A polluted waterway written-off decades ago as little more than an open sewer, is now showing unexpected signs of recovery.

So much so, that Marsh Creek in East Saint John is now being considered as a possible recreation site, and even a fish habitat.

Gerry Webster’s office building overlooks marsh creek, a waterway that winds through industrial and residential areas of the city.

Webster says there’s a transformation taking place there.

“Change has been incredible,” he says. “Wildlife has returned here. We don’t get any foul odors of any sort. The river looks to be clean, which it never did before. It was pretty bad.”

There was a time when Marsh Creek was among the most polluted waterways in Eastern Canada, and it had been for generations.

No one alive today can remember a time when the water in Marsh Creek was actually clean.

Outflows that used to dump raw sewage are now dry.

The harbor clean-up project cost $100 million dollars and now directs all that sewage to the treatment plant.

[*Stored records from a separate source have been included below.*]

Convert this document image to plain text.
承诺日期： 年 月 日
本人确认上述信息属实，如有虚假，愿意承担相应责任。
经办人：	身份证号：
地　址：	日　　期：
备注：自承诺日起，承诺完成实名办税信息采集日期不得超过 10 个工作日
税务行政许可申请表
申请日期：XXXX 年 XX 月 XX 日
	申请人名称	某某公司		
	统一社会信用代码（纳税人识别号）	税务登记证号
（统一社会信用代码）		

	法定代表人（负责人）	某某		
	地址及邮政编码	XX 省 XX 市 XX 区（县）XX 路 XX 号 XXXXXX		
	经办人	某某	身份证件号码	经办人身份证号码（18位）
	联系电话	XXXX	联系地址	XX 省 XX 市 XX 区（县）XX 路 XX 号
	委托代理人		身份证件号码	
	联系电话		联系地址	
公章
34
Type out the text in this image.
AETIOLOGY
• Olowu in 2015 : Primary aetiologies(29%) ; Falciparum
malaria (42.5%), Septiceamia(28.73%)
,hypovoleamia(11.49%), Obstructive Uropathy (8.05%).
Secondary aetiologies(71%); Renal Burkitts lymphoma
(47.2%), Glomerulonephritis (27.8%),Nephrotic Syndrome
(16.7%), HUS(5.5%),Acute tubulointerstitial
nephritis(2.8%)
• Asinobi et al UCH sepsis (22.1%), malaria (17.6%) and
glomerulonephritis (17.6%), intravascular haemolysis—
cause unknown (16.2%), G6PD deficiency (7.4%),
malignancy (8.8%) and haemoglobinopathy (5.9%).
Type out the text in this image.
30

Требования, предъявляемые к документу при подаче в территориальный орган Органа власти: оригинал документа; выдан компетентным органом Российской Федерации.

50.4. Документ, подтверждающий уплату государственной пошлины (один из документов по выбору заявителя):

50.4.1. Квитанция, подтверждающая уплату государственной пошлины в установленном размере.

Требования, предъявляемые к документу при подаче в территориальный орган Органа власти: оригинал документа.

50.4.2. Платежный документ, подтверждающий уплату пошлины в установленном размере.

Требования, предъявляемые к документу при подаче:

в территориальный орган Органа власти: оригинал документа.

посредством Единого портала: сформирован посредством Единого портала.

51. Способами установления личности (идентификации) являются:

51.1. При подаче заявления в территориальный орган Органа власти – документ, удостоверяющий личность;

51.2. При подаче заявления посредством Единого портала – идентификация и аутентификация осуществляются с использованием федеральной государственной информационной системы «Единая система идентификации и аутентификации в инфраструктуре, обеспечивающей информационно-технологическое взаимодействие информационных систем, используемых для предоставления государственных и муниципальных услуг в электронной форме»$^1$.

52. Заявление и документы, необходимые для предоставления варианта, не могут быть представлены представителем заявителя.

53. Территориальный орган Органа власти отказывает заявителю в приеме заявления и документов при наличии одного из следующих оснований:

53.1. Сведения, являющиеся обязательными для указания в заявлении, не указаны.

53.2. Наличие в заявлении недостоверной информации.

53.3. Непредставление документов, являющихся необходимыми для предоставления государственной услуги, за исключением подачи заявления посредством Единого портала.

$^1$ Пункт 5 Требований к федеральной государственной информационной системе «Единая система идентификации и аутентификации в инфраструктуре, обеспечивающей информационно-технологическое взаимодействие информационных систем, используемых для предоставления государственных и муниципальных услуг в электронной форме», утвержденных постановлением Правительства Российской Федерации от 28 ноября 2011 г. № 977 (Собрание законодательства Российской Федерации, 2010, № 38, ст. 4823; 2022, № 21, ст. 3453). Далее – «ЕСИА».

In the past year, the creek has bounced back faster than anyone expected.

Graeme Stewart Robertson has studied Marsh Creek for more than a decade.

Since the clean-up, he has even seen a return of gaspereau.

“Which is something that was unheard of when the sewage was there,” he explains. “That chemical barrier is gone so now we have ocean run fish attempting to make their way back into an ecosystem where historically they would have been.”

Gerry Webster says cleaning up age-old pollution, is also helping to clean-up an age-old image.

Environmental groups are now eyeing Marsh Creek’s potential for walking trails and parkland, it’s an idea that would have been unthinkable a short time ago.

With files from CTV Atlantic’s Mike Cameron.